Pero Érica no era ninguna detective, ni siquiera una aficionada. Fuera lo que fuera que su papá estaba haciendo, solo le quedaba esperar. Así que se quedó ahí por tres días. Trataba de distraerse con caminatas y juegos, pero las ansias la carcomían por dentro. Quería saber en qué andaba su papá, por qué no la había llevado consigo, cuándo lo volvería a ver.

La noche del tercer día se quedó despierta en su habitación, esperando a que llegara por la puerta o la ventana, quizás incluso atravesando el techo, nunca se sabía con él.

No apareció.

Así que esperó otros tres días sin saber nada sobre él. Cada vez que despertaba y lo buscaba en la habitación vacía, sus ansias crecían. El encargado del hotel le preguntaba a dónde había ido el señor Sanz, y eso la irritaba aun más.

El séptimo día fue algo más extraño. Cuando Érica se llevó de nuevo la desilusión de encontrarse sola en la habitación del hotel y bajó a tomar desayuno, se topó con mucha gente en el pasillo, un gran número de turistas corriendo por todos lados, vestidos apresuradamente y con las maletas en mano. En el recibidor era mucho peor, todos querían salir en ese mismo instante y los empleados del hotel apenas podían contenerlos.

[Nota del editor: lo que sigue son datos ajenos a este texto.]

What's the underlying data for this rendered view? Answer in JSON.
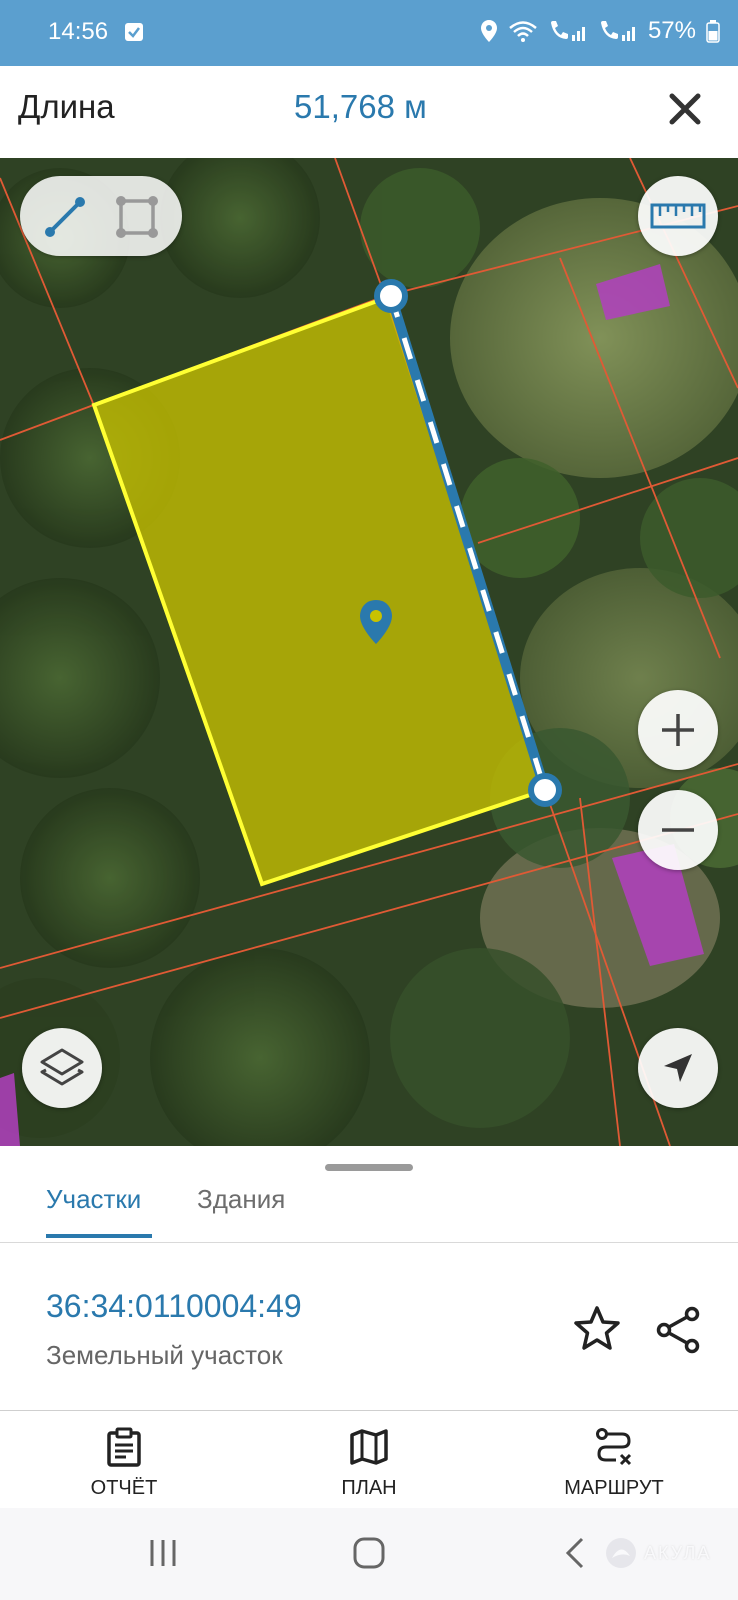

A Érica no le agradaba interactuar con gente desconocida, era extenuante, así que decidió quedarse parada en una esquina oyendo los alegatos de los clientes que querían salir y del recepcionista que intentaba hacerlos pagar antes de que se fueran.

—…una invasión…— oyó a una señora.

—…ciudad sitiada…— dijo un hombre gordo

—…hombres rojos— explicó una madre a su hijo

—…catástrofe…

—…extraterrestres…

Después de cinco minutos sintió que tenía todo. El comedor estaba vacío, por lo que se sirvió desayuno como todos los días y volvió a su habitación, donde decidió encender la tele por si en las noticias había algo de esos extraterrestres que comentaba la gente.

Efectivamente, nada más encenderla se encontró con una toma aérea de una ciudad cercana, una en la que había vivido un tiempo de niña: Santa Gloria. Los edificios estaban destrozados, las casas barridas, había incendios y fogatas en algunos lados. Advirtió tanques de extraños diseños junto a grandes soldados de piel roja y cuernos en la cabeza. No pudo apreciarlos con todo detalle, pues los reporteros no se acercaban mucho, pero se notaba que no eran humanos.

¿Una invasión extraterrestre? Parecía un sueño, una broma muy bien construida, pero no veía cómo podría serlo. Todo se parecía tan auténtico, casi le daban ganas de ir y patear algunos traseros alienígenas, solo por diversión. Se giró para decírselo a su papá… pero él no estaba. Érica se llevó las manos a la cabeza, cansada de la desilusión de no verlo, y así permaneció por un buen rato.

La tele seguía encendida. En vez de apagarla decidió distraerse con la voz preocupada de la periodista. En poco tiempo comenzó a concentrarse en lo que decía, en qué se sabía de los seres rojos y qué se podía hacer.

Al parecer eran físicamente fuertes, y estaban bien organizados. Además, eran más altos y pesados que las personas, y contaban con armas y vehículos muy avanzados. Incluso mostraron a uno disparando su rifle, que en vez de lanzar balas de metal, arrojó un láser mortífero que cortó un auto por la mitad.

Érica se quedó mirando a los extraterrestres por largo rato, a través de las imágenes que repetían cada tantos minutos. Se veía serio, los seres rojos parecían tener una gran ventaja y estar bien entrenados. El ejército no era rival para su fuerza y sus armas. Estaban pidiendo refuerzos a todo el resto del mundo, pero, según los reporteros, eso no le daría suficiente tiempo a Santa Gloria para resistir.

Una idea extraña apareció de pronto en su cabeza y se rehusó a marcharse; ella podía ir allá, podía pelear contra esos extraterrestres rojos. Tenía mucha frustración acumulada y una excusa para golpear a alguien era exactamente lo que necesitaba. Además, se veía entretenido ¿Quién podría decir que había luchado contra extraterrestres?

Ese mismo día tomó sus cosas, tomó una bicicleta abandonada en el hotel y partió hacia la ciudad sitiada.